The main character is a sci-fi-obsessed boy-man named Tony (Oriol Aubets), who owns a store that rents rare video. Business is failing, his girlfriend is leaving, yadda yadda. At a science fiction convention, a famous author gives a retirement speech, claiming that all sci-fi is now obsolete because a real-life ancient galactic empire has been discovered (uh-oh). The empire is infinitely more advanced than we are. Tony gets mixed up in a secret society who wants to make contact with this advanced race. He eventually goes on a “2001”-style space trip and/or head trip, landing on another planet full of fellow Earth expatriates who don’t do much other than wander aimlessly around in a desert valley. If nothing else, the desert scenes that were filmed in the Corta Atalaya mines look kind of cool. All of the alien Earthlings find a way home, except for Tony, who prefers to remain alone on the desolate rock.
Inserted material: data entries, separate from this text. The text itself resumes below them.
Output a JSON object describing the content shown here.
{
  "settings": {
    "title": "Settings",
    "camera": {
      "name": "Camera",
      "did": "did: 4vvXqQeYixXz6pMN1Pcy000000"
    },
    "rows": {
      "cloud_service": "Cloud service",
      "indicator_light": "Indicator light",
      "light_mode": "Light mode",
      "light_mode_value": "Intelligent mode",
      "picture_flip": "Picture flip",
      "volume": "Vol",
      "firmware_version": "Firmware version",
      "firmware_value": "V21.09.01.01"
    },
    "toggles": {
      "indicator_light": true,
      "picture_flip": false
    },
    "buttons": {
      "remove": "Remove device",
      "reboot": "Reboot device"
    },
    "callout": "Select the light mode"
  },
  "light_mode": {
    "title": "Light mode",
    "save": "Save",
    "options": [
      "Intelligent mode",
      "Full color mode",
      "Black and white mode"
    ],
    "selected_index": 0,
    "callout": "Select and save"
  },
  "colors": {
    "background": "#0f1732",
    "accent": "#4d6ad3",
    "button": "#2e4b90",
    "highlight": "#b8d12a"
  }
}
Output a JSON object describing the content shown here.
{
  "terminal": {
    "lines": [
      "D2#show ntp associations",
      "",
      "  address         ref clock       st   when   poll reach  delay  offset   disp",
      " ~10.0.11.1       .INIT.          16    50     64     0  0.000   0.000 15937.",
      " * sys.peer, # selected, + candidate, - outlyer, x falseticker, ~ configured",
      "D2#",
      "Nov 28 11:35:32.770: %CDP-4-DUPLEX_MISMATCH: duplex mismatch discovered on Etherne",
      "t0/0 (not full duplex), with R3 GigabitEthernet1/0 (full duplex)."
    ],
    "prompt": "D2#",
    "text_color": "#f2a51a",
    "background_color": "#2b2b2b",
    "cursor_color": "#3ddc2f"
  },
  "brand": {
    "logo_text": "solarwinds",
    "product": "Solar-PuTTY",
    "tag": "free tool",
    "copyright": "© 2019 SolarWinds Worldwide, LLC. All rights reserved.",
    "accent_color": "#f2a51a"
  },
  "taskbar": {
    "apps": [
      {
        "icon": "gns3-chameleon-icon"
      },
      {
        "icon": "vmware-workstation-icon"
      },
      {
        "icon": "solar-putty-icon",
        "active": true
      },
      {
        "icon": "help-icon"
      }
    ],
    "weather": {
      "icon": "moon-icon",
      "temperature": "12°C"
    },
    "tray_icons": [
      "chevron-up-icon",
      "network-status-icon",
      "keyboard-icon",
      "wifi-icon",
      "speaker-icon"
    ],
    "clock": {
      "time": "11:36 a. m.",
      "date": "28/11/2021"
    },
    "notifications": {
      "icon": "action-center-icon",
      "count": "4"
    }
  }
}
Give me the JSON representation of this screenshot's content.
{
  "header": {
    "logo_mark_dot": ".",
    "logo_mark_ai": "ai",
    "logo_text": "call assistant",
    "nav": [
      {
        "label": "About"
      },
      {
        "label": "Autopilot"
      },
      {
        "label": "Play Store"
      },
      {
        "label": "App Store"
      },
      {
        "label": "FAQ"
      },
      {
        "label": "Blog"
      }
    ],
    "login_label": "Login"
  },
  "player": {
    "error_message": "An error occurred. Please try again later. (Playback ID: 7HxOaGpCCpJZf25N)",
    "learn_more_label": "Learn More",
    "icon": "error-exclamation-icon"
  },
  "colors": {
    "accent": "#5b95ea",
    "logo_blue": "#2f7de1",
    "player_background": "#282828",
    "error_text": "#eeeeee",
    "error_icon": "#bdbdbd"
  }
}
The whole story is a mess, full of too many convoluted sci-fi cliches piled on top of each other, none of which work together or make any sense (the film is also free of any performers possessed of three percent of the charisma that Peter Weller, John Lithgow, Jeff Goldblum, or Christopher Lloyd each have in the pinkie fingers; these actors are what made “Buckaroo” a fun, energetic, and memorable mess instead of, well, just a mess). The first hour of “Proxima” contains about ten minutes of real story or character information. Most of the hour could have been cut. Slow films can be good (Tarkovsky, anyone?), but in the case of “Proxima” an editor was sorely needed. Director Carlos Atanes needs to have added one more homage to George Lucas, that legendary bit of direction repeatedly given to the stars of “Star Wars”: “faster, more intense.”
The second hour features a genuinely pretty girl (completely naked for no reason at all – Tobe Hooper’s “Lifeforce,” anyone…?), some awful special effects, and most of what passes for a story. This is all bogged down with senseless psychobabble that is supposed to pass for intense philosophical revelations about the meaning of life, the universe, and everything. (Yes, we can count Douglas Adams in-jokes too).
Ultimately, “Proxima” is what happens when some science fiction geeks get ahold of a camera and make a wish-fulfillment fantasy about geeks whose geeky dreams come true. There is a charm to that concept, in theory, but it isn’t to be found in “Proxima.”